Two weeks before the federal government shutdown began on Oct 1, the Director of The Office of Management and Budget issued a memo to the heads of federal departments and agencies, laying out a game plan for a potential federal shutdown. The notice is basically a 'how to' guide on shutting down federal operations, for any department heads who may not be familiar with the procedure. After all, the last time the government shut down, Barrack Obama had only just become old enough to even run for the office of President.
The memo starts out with some pretty important guidelines about not shutting down operations that are essential to public safety. The premise of which is basically saying don't go unplugging any nuclear reactors (unless you really have to). Beyond the basics, however, there's some more fine grained and at times head-scratchingly illogical advice. In the case of the guidance regarding website operation, the OMB advises that all websites should be disabled, unless doing so would significantly impede the agency's ability to carry out activities that are exempted from the shutdown.
In keeping with this guidance from The White House, the Department of Health and Human Services has remained online at hhs.gov and healthcare.gov. These websites, crucial as they are to the Affordable Care Act (aka Obamacare), which has been the focal point of the current deadlock in Congress, have, naturally, remained among the few federal websites to stay online. All the while, other federal websites, many of which are widely used to access the mountains of data held by our federal government, have been shuttered. Among those affected are factfinder.gov, ftc.gov, and Congress' own website loc.gov. The irony of the situation being that the federal government has been bemoaning the threat of cyber criminals taking down government websites for years, and all it took was a single ill-advised provision of a White House memorandum to do the job.
While the availability of these websites is largely automated and the cost of keeping them accessible online, without any updates or new development, would be pennies per hour, the White House guidance instructs all websites to be taken offline, even if the cost of shutting them down exceeds the cost of continued operations, which was likely the case for most of these websites.

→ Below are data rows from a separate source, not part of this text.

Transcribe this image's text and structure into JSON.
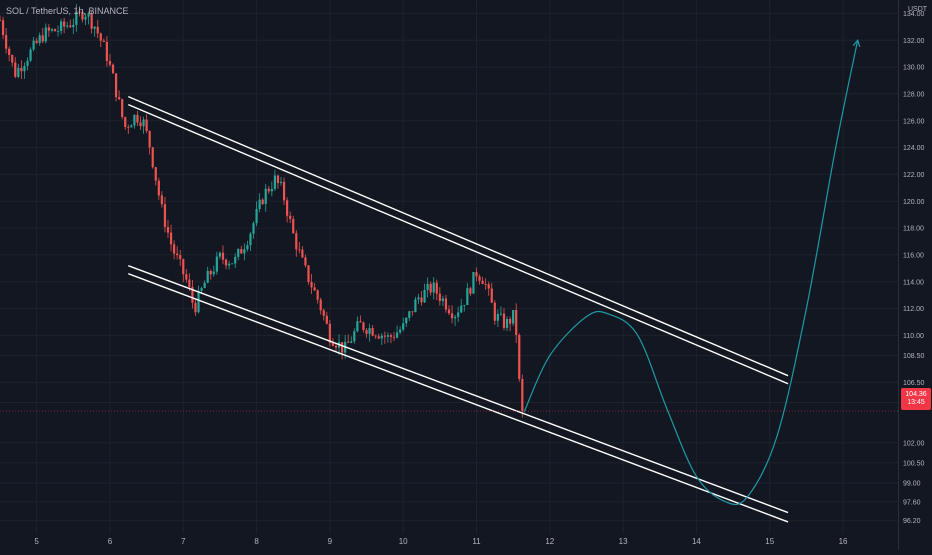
{
  "header": {
    "symbol_line": "SOL / TetherUS, 1h, BINANCE"
  },
  "price_axis": {
    "unit": "USDT",
    "last_price": "104.36",
    "countdown": "13:45"
  },
  "colors": {
    "background": "#131722",
    "grid": "#1e222d",
    "bull_candle": "#26a69a",
    "bear_candle": "#ef5350",
    "channel_lines": "#ffffff",
    "projection": "#1e9aa6",
    "last_price_tag": "#f23645",
    "axis_text": "#b2b5be"
  },
  "chart_data": {
    "type": "candlestick",
    "symbol": "SOL / TetherUS",
    "interval": "1h",
    "exchange": "BINANCE",
    "x_ticks": [
      "5",
      "6",
      "7",
      "8",
      "9",
      "10",
      "11",
      "12",
      "13",
      "14",
      "15",
      "16"
    ],
    "y_ticks": [
      "134.00",
      "132.00",
      "130.00",
      "128.00",
      "126.00",
      "124.00",
      "122.00",
      "120.00",
      "118.00",
      "116.00",
      "114.00",
      "112.00",
      "110.00",
      "108.50",
      "106.50",
      "105.00",
      "102.00",
      "100.50",
      "99.00",
      "97.60",
      "96.20"
    ],
    "ylim": [
      95.2,
      135.0
    ],
    "xlim": [
      4.5,
      16.75
    ],
    "last_price": 104.36,
    "price_path": [
      [
        4.5,
        133.5
      ],
      [
        4.7,
        129.5
      ],
      [
        4.9,
        131.0
      ],
      [
        5.1,
        132.5
      ],
      [
        5.3,
        132.8
      ],
      [
        5.5,
        133.4
      ],
      [
        5.65,
        134.2
      ],
      [
        5.8,
        133.0
      ],
      [
        5.95,
        131.0
      ],
      [
        6.05,
        129.0
      ],
      [
        6.2,
        125.5
      ],
      [
        6.35,
        126.4
      ],
      [
        6.45,
        126.0
      ],
      [
        6.55,
        124.0
      ],
      [
        6.7,
        119.5
      ],
      [
        6.85,
        116.5
      ],
      [
        7.05,
        114.0
      ],
      [
        7.15,
        112.0
      ],
      [
        7.3,
        114.0
      ],
      [
        7.5,
        115.8
      ],
      [
        7.7,
        115.5
      ],
      [
        7.9,
        117.5
      ],
      [
        8.1,
        120.5
      ],
      [
        8.25,
        121.6
      ],
      [
        8.35,
        120.8
      ],
      [
        8.5,
        117.5
      ],
      [
        8.65,
        115.0
      ],
      [
        8.85,
        112.5
      ],
      [
        9.0,
        110.0
      ],
      [
        9.2,
        108.9
      ],
      [
        9.4,
        110.8
      ],
      [
        9.6,
        110.4
      ],
      [
        9.8,
        109.8
      ],
      [
        10.0,
        110.6
      ],
      [
        10.2,
        112.8
      ],
      [
        10.4,
        113.6
      ],
      [
        10.55,
        112.6
      ],
      [
        10.7,
        111.6
      ],
      [
        10.85,
        112.8
      ],
      [
        11.0,
        114.7
      ],
      [
        11.1,
        114.2
      ],
      [
        11.25,
        111.5
      ],
      [
        11.4,
        110.8
      ],
      [
        11.5,
        111.4
      ],
      [
        11.55,
        110.0
      ],
      [
        11.6,
        104.7
      ],
      [
        11.65,
        104.36
      ]
    ],
    "channel_lines": [
      {
        "name": "upper-outer",
        "start": [
          6.25,
          127.8
        ],
        "end": [
          15.25,
          107.0
        ]
      },
      {
        "name": "upper-inner",
        "start": [
          6.25,
          127.2
        ],
        "end": [
          15.25,
          106.4
        ]
      },
      {
        "name": "lower-outer",
        "start": [
          6.25,
          115.2
        ],
        "end": [
          15.25,
          96.8
        ]
      },
      {
        "name": "lower-inner",
        "start": [
          6.25,
          114.6
        ],
        "end": [
          15.25,
          96.1
        ]
      }
    ],
    "projection_path": [
      [
        11.65,
        104.3
      ],
      [
        12.0,
        108.5
      ],
      [
        12.5,
        111.4
      ],
      [
        12.8,
        111.6
      ],
      [
        13.2,
        110.0
      ],
      [
        13.6,
        104.5
      ],
      [
        14.0,
        99.5
      ],
      [
        14.4,
        97.6
      ],
      [
        14.7,
        98.0
      ],
      [
        15.1,
        102.5
      ],
      [
        15.5,
        112.0
      ],
      [
        15.9,
        124.0
      ],
      [
        16.2,
        132.0
      ]
    ]
  }
}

Some websites, like that of the Federal Trade Commission, haven't even been taken offline, but instead have simply had an overlay added to prevent anyone from using the website. Now, in place of the material one expects to find when visiting the affected websites, a message reads something along the lines of this website is closed due to the federal government shutdown. Though it may as well read; you can have this information back--just as soon as we get paid. Perhaps the good people of the federal government could consider taking out a payday loan or two, like millions of Americans have to do to get by, and stop trying to punish the American people, who pay their salaries, for their own mismanagement of our money.